While Abbott was elected Prime Minister via a landslide win over former PM Kevin Rudd in 2013, his fortunes have wavered ever since, as voters have expressed disappointment over his handling of many issues – including his continued lack of support for same-sex marriage.

Abbott will now go down in history as one of the shortest-serving Liberal Prime Ministers in Australian history, with one year and 361 days in the job – just ahead of Harold Holt, who drowned while Prime Minister in 1967.

In what must be a bitter pill for the departing PM to swallow, it’s being reported that to qualify for the AU$600,000 per year pension allotted to former Australian Prime Ministers – as well as the flights, superannuation, travel and other lifelong perks that come along with that – a PM has to serve for at least two years. Abbott missed that milestone by less than a week.

LGBT Australians have taken to social media and the streets today to celebrate, with thousands joining a ‘Bye Bye Tony Abbott’ event set up on Facebook, planned as a street celebration in the heart of Sydney’s gay Oxford Street strip.

New Prime Minister Malcolm Turnbull addresses the media.

But while new Prime Minister Malcolm Turnbull is a more moderate conservative with a history of support for marriage equality, it may not be good news for those expecting him to instantly reverse Abbott’s party line against the issue.

Sources close to Turnbull have told the Star Observer that at this stage, he would stick with the “party position on a plebiscite on marriage equality” should he be successful in taking the top job from Abbott.

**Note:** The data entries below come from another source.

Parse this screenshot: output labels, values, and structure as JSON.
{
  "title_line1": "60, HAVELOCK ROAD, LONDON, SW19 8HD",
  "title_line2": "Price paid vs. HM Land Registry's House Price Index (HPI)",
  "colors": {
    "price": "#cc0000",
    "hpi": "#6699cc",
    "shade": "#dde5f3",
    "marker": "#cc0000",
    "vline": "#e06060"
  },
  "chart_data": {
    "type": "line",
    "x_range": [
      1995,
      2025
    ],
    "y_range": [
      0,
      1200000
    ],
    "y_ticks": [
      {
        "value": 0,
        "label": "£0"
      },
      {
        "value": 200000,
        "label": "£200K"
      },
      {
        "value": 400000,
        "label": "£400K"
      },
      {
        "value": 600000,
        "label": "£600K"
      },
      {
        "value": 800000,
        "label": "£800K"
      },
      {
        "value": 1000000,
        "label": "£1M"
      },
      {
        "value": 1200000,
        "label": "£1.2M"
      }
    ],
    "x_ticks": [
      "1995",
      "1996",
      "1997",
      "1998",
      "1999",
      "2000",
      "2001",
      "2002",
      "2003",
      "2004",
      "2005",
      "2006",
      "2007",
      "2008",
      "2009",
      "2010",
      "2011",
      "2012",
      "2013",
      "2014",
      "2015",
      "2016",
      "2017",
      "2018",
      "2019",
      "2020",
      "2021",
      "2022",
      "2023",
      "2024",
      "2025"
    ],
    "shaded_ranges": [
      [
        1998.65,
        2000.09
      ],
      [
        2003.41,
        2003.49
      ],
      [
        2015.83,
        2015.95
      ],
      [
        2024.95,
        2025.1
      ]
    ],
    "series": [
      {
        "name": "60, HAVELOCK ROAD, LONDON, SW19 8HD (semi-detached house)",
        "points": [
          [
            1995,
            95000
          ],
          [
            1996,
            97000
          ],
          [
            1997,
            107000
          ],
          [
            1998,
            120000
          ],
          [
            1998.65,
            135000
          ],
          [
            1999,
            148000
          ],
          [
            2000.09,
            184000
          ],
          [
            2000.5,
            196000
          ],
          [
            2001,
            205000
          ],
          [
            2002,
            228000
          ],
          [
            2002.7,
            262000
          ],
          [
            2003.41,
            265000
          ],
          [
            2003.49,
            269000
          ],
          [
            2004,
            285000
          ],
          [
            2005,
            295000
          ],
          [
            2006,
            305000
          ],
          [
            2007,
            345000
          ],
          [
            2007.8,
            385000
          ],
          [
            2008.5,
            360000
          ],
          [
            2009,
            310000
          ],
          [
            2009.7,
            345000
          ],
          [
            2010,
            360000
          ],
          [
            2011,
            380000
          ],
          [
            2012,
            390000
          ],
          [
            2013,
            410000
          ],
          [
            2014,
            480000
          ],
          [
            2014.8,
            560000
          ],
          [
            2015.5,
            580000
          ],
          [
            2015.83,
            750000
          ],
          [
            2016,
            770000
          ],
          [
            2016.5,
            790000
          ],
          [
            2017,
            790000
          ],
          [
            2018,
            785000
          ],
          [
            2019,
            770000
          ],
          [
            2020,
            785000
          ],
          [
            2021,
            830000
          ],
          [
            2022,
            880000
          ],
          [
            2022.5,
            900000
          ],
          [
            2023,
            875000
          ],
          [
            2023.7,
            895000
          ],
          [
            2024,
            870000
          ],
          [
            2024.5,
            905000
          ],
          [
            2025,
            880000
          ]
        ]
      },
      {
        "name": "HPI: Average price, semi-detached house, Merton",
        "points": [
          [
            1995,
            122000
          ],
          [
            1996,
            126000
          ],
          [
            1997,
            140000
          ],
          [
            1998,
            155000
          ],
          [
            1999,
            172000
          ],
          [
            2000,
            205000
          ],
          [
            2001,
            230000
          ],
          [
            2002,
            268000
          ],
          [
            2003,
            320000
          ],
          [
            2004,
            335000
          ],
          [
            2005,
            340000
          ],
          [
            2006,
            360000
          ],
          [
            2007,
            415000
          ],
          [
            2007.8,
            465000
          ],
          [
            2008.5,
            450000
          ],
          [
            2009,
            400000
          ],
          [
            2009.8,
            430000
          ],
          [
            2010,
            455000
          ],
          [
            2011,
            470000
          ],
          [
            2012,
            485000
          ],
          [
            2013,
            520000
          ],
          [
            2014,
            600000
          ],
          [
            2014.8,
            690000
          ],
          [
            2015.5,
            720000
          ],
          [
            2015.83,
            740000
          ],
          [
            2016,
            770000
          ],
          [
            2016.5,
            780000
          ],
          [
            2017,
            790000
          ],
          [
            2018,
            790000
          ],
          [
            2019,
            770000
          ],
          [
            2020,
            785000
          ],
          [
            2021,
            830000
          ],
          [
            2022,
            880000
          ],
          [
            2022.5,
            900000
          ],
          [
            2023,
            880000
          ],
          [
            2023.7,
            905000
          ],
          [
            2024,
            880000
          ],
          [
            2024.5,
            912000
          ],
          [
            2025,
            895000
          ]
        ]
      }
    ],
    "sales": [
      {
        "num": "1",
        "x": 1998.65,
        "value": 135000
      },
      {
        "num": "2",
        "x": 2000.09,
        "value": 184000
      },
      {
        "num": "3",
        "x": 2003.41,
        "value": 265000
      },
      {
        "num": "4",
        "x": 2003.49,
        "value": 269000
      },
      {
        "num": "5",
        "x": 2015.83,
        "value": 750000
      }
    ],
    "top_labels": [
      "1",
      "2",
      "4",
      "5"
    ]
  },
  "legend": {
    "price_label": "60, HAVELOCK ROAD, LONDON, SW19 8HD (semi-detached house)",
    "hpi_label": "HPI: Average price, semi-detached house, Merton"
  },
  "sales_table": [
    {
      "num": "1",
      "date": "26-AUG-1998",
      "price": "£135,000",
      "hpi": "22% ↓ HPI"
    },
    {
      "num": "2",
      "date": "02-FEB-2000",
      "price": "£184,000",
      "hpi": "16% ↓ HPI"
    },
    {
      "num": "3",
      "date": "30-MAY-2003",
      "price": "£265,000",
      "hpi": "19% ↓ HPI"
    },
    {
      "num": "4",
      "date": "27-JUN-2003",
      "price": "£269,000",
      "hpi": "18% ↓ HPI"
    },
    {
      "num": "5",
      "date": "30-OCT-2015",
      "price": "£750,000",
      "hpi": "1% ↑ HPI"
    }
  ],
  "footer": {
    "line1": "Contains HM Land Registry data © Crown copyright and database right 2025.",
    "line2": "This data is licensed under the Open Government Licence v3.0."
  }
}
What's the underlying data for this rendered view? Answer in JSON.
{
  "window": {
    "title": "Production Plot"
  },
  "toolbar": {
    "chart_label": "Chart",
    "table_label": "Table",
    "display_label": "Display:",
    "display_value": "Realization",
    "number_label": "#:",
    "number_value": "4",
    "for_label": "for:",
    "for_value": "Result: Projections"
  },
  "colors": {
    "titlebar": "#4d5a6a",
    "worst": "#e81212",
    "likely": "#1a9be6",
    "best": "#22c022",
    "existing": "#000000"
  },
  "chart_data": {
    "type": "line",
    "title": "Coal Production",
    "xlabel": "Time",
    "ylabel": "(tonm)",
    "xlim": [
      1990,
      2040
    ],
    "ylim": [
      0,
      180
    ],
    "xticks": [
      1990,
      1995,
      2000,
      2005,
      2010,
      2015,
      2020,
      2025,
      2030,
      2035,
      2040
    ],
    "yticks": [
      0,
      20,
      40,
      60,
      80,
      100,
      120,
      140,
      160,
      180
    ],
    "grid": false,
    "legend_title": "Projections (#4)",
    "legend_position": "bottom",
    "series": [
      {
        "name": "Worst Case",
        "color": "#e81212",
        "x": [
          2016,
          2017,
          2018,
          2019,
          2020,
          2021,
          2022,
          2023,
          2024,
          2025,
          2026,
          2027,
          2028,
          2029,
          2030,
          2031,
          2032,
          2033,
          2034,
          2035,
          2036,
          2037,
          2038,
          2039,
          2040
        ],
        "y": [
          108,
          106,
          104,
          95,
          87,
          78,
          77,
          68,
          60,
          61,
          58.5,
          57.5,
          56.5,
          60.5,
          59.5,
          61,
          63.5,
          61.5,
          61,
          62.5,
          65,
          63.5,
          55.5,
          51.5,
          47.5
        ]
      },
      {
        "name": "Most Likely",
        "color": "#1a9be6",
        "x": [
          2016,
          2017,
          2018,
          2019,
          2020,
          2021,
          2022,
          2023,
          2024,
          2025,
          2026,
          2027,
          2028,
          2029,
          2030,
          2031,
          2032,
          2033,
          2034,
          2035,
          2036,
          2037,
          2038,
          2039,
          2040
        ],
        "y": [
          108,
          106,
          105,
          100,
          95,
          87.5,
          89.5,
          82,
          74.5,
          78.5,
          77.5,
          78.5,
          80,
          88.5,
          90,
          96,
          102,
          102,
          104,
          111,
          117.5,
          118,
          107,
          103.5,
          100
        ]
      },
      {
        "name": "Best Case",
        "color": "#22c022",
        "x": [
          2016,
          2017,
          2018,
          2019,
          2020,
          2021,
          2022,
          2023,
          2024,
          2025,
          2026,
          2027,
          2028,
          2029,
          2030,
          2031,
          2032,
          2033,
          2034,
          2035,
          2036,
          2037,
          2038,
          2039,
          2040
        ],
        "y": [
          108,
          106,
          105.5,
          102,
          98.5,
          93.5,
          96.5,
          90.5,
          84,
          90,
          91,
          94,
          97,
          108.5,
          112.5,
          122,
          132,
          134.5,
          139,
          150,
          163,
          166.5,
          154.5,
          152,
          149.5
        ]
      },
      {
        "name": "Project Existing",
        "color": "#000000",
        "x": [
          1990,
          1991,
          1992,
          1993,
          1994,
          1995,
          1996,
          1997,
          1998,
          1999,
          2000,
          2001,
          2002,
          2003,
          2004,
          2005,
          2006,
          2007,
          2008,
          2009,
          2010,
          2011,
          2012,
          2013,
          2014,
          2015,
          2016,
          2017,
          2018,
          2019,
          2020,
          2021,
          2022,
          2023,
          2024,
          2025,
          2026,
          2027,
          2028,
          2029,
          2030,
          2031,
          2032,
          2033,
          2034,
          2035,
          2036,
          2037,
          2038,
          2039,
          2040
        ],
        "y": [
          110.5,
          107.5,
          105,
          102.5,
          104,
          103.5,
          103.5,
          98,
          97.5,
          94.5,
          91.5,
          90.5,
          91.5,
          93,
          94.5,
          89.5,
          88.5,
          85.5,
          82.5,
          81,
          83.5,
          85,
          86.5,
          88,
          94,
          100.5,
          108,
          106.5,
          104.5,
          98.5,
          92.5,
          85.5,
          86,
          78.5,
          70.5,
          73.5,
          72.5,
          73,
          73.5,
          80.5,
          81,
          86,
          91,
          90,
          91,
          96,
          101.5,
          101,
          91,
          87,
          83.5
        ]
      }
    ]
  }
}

In a press conference after the spill, Turnbull did say that under his leadership, the party would undergo a culture change: “There are few things more important in any organisation than its culture. The culture of our leadership is going to be one that is thoroughly consultative, a traditional, thoroughly traditional cabinet government that ensures that we make decisions in a collaborative manner.”

“The Prime Minister of Australia is not a president. The Prime Minister is the first among equals.”